Heard of dyes made from bacteria or floral leather? Here's a look at brands using tech to disrupt sustainable fashion
Sustainable fashion gets an innovative twist as brands shift focus to creating disruptive new materials and textiles
Over the past few years, sustainability has quickly become the fashion community’s greatest and most used buzzword. While the Indian fashion industry and its designers — think Naushad Ali, Soham Dave, Rahul Mishra, Ka-sha — have primarily focused on the use of handloom and craft aspect of sustainability, material innovation often finds itself on the backburner.

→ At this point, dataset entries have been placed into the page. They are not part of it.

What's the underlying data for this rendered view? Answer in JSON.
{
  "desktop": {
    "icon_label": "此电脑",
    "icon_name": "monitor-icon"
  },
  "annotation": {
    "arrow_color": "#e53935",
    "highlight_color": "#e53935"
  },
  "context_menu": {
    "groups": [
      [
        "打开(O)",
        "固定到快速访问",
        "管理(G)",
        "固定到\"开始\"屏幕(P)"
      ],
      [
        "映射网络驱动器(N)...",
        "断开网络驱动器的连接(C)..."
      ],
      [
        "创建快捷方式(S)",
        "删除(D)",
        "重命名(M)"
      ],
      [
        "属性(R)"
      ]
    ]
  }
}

Looking to fast-track technological and material innovation within the Indian supply chain, Amsterdam-based organisation, Fashion for Good — launched its first South Asia innovation programme earlier this year, with the aim to connect innovators and manufacturers so that they can implement and scale up various sustainable solutions. Now, into its second edition, the platform for sustainable fashion development recently picked nine brands out of 100 startups from the region, five of who are from India. We caught up with three of the innovators focusing on disruptive new materials and dyeing solutions to find out more.
Hues to say
Despite her doctoral degree in biotechnology, Vaishali Kulkarni spends a lot of her time poring over colour trends and forecasts. “But, employing the use of biodesign within the fashion industry involves not just understanding the science of things. It includes studying the directives that govern fashion and beauty trends,” explains the 32-year-old.

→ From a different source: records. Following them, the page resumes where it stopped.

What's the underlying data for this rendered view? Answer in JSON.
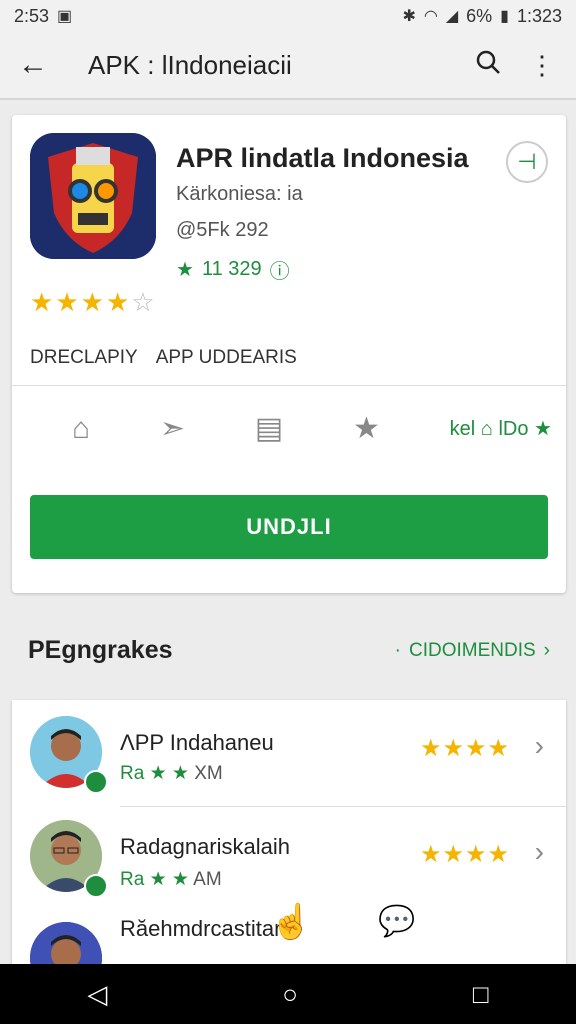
{
  "status": {
    "time": "2:53",
    "battery": "6%",
    "clock_right": "1:323"
  },
  "appbar": {
    "title": "APK : lIndoneiacii"
  },
  "app": {
    "title": "APR lindatla Indonesia",
    "developer": "Kärkoniesa: ia",
    "size": "@5Fk 292",
    "rating_count": "11 329",
    "stars": 3.5,
    "tabs": [
      "DRECLAPIY",
      "APP UDDEARIS"
    ],
    "badge_text": "kel",
    "badge_text2": "lDo",
    "install_label": "UNDJLI"
  },
  "section": {
    "title": "PEgngrakes",
    "link": "CIDOIMENDIS"
  },
  "list": [
    {
      "name": "ΛPP Indahaneu",
      "sub_prefix": "Ra",
      "sub_suffix": "ΧM",
      "stars": 4
    },
    {
      "name": "Radagnariskalaih",
      "sub_prefix": "Ra",
      "sub_suffix": "AM",
      "stars": 4
    },
    {
      "name": "Răehmdrcastitam",
      "sub_prefix": "",
      "sub_suffix": "",
      "stars": 0
    }
  ]
}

Vaishali’s focus is on changing the dyeing process in the textile industry with the help of bacteria. “Today, when we think of natural colours, we think of fruits and vegetables. However, not only do they produce a limited palette, they are seasonal and land-intensive,” she says. At KB Cols, the biotech studio she founded in 2018, the Institute of Chemical Technology graduate, has developed a primary hue palette extracted from bacterium typically found in the soil. This pigment, in turn, could potentially be used to make colourfast dyes that, unlike current methods, use little water and no chemicals. Having signed MoUs with textile partners in India, Vaishali tells us that collaborations with the cosmetic and food industries are in the pipeline.
Design directive: Natural dyes made from bacteria.
Using design to raise awareness, all while creating novel products is at the heart of Ankit Agarwal’s success. Having launched his brand Phool in 2017, the Kanpur-based start-up first came into the spotlight for its unique clean-up programme that saw the brand manufacture incense sticks using discarded temple flowers, primarily procured from the Ganga ghat.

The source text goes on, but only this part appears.